当然四皇子轶行及其一方势力,也是这样考虑的。
至于哪位皇子更为英明神武,结果就还是史书常见的话——谁坐得大位,谁自然就是。
这种事岂能多与言论,贾璘镇定地回视着他说道:“天下事,我等该做的还有很多。”
听了他这求同存异的话,冯紫英不禁暗呼口气,目光重新柔和下来。
叹了口气,他不禁无奈地说道:“我们毕竟年轻,都只是血勇罢了。”
“嗯,理应用在安定家国的上面。”贾璘点头称是,再接着说道,“汉土不安,万民流离,这是我们不能漠视的。”
冯紫英一怔,眼神又有些茫然。
“灾患不断、多有盗贼,官吏腐败、外敌窥伺。!”贾璘接着说道,“我们不应该为此奋身吗?”
冯紫英一时无话,只得用沉默应对。
“冯兄说是愿意与我交往,璘何尝不是?我们当初结识绝非只因偶遇,这是你我都心知肚明的事。”贾璘干脆地说道,“你想结交我为助力,我也有希望得你相助的念头。天下事,原本就是这样简单。”
冯紫英先是发楞,随即也就笑了。
“彼此利益相关,更应该首要放在对付外敌、收复失地的大事上。若是只知一味内耗,那是多么危险的事。”贾璘接着说道。
冯紫英更加明白了:坐在对面的贾璘,不是有关太上皇、二皇子、当今皇帝、四皇子之中的任何一方,或者干脆说是混合起来的代言人,是站在了大成国政的总体立场。

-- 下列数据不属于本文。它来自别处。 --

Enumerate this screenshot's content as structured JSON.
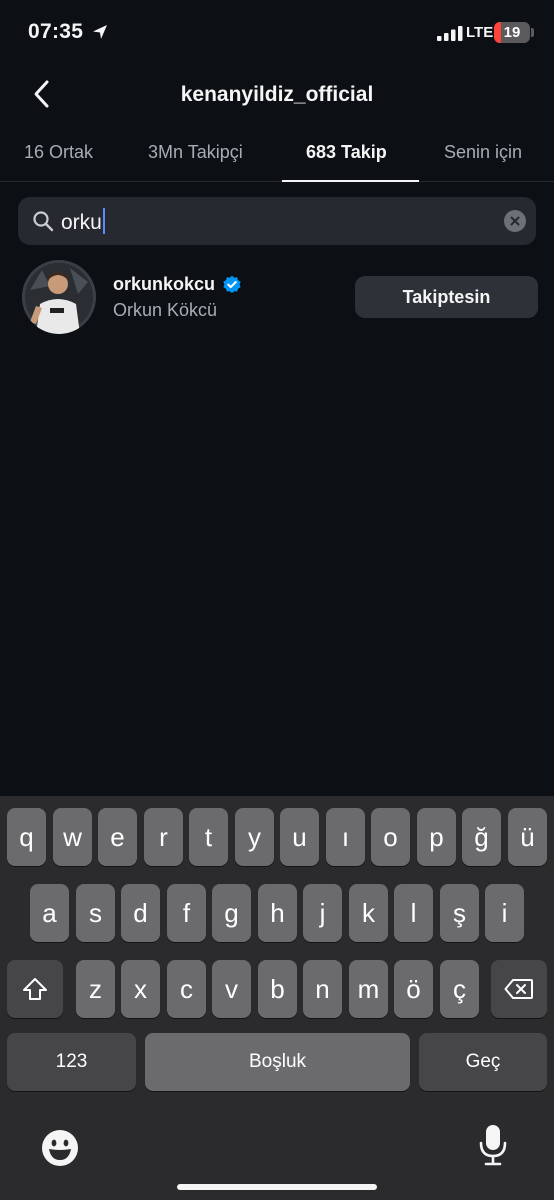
{
  "status_bar": {
    "time": "07:35",
    "network": "LTE",
    "battery": "19",
    "battery_level_percent": 19,
    "signal_bars": 4
  },
  "header": {
    "title": "kenanyildiz_official",
    "back_icon": "chevron-left-icon"
  },
  "tabs": [
    {
      "label": "16 Ortak",
      "active": false
    },
    {
      "label": "3Mn Takipçi",
      "active": false
    },
    {
      "label": "683 Takip",
      "active": true
    },
    {
      "label": "Senin için",
      "active": false
    }
  ],
  "search": {
    "value": "orku",
    "icon": "search-icon",
    "clear_icon": "clear-icon"
  },
  "results": [
    {
      "username": "orkunkokcu",
      "full_name": "Orkun Kökcü",
      "verified": true,
      "button_label": "Takiptesin"
    }
  ],
  "keyboard": {
    "row1": [
      "q",
      "w",
      "e",
      "r",
      "t",
      "y",
      "u",
      "ı",
      "o",
      "p",
      "ğ",
      "ü"
    ],
    "row2": [
      "a",
      "s",
      "d",
      "f",
      "g",
      "h",
      "j",
      "k",
      "l",
      "ş",
      "i"
    ],
    "row3": [
      "z",
      "x",
      "c",
      "v",
      "b",
      "n",
      "m",
      "ö",
      "ç"
    ],
    "numbers_label": "123",
    "space_label": "Boşluk",
    "return_label": "Geç",
    "shift_icon": "shift-icon",
    "delete_icon": "backspace-icon",
    "emoji_icon": "emoji-icon",
    "mic_icon": "microphone-icon"
  },
  "colors": {
    "background": "#0c1014",
    "verified_blue": "#0095f6",
    "battery_low": "#ff453a"
  }
}
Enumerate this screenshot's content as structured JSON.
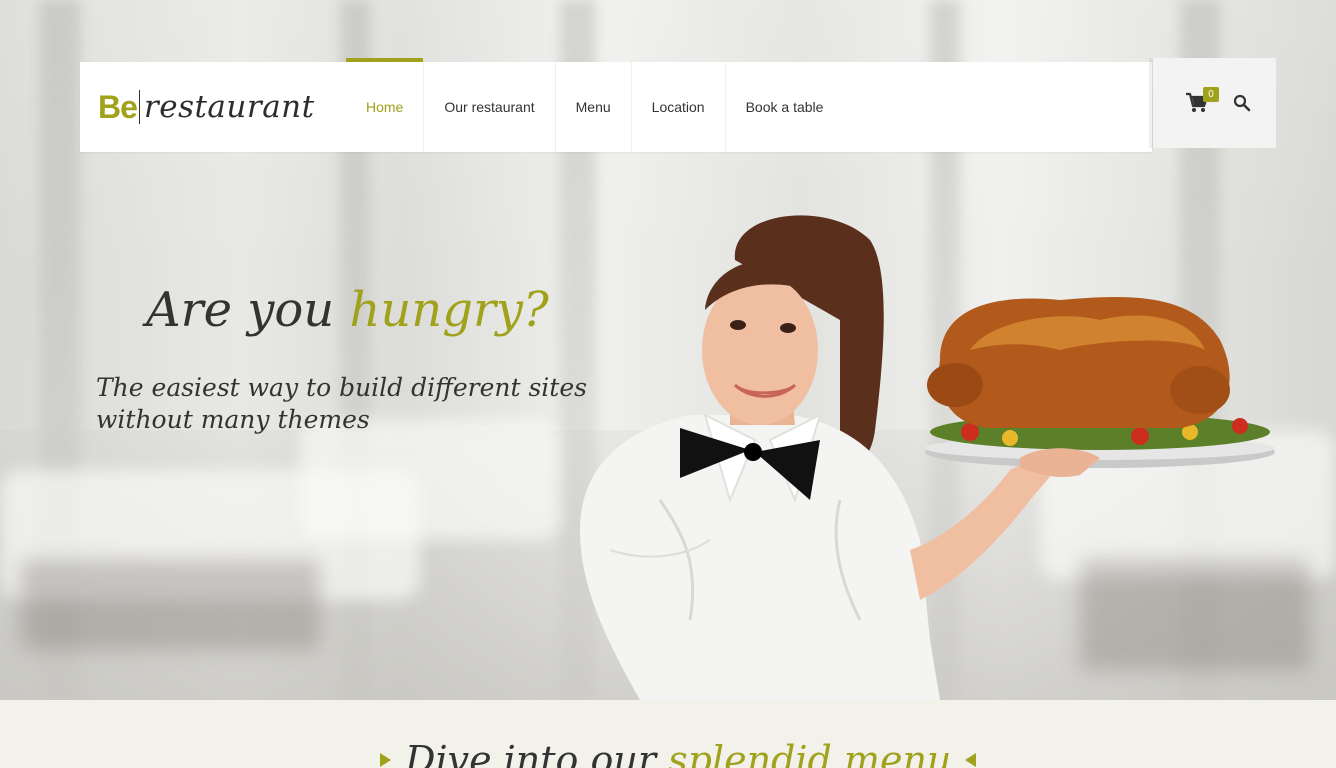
{
  "brand": {
    "logo_be": "Be",
    "logo_name": "restaurant",
    "accent_color": "#9fa21a"
  },
  "nav": {
    "items": [
      {
        "label": "Home",
        "active": true
      },
      {
        "label": "Our restaurant",
        "active": false
      },
      {
        "label": "Menu",
        "active": false
      },
      {
        "label": "Location",
        "active": false
      },
      {
        "label": "Book a table",
        "active": false
      }
    ]
  },
  "tools": {
    "cart_icon": "cart-icon",
    "cart_count": "0",
    "search_icon": "search-icon"
  },
  "hero": {
    "headline_start": "Are you ",
    "headline_accent": "hungry?",
    "tagline_line1": "The easiest way to build different sites",
    "tagline_line2": "without many themes"
  },
  "section": {
    "title_start": "Dive into our ",
    "title_accent": "splendid menu"
  }
}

屋外的大雨逐渐小了一些,门窗上被风雨袭击的声响也减弱许多。
贾璘缓和一下说道:“暴雨不终朝。天下必得清明,乃在我辈。”
沉默许久后,冯紫英不由得拱手说道:“璘哥儿青年才俊,在下却多是鲁莽。若他日有能效力之处,冯某绝不退避!”
“冯兄为人侠肝义胆、忠勇可鉴!或许用不了多久,我们就能携手并肩,为天下人做一番大事业!”贾璘拱手回道。
两人再共同赌誓,彼此不相背诺。
“现在既已说明,璘哥儿又欲何为?”冯紫英接着低声问道。
想了想,贾璘回复道:“这件事要解决,正好可与另一件事联系起来。”
冯紫英“哦?”了一声,听他继续说下去。
贾璘就把冷子兴说的那两家豪门争执那件古董的事,大致对他说了出来。
“是忠顺亲王与北静王之争。”冯紫英不禁笑了。
忠顺亲王的府内,有个仆人偷得那件古董,联系到了冷子兴,又转卖给了北静王。
北静王见到了那只青铜尊,再请人暗中访查之后,就知道是从忠顺亲王那里流出来的。
这两人本就立场不一,北静王原本可以买下这只尊,再找个机会或者炫耀,或者还给对方以示羞辱。
正要这样做的时候,北静王忽然觉得不对,猜测这是忠顺亲王有意为之的。
这只青铜尊,就是忠顺亲王想要试探北静王的媒介。如果北静王坦然收下,那就说明他认同与忠顺亲王站在一个立场,都是皇帝轶正这一方势力的。
如果北静王拒绝,那就说明他与忠顺亲王不睦,甚至与皇帝轶正面和心不和。
烫手的山芋拿在手里,北静王的确不好处置。因为他的确是心属四皇子,并不想与忠顺亲王为伍。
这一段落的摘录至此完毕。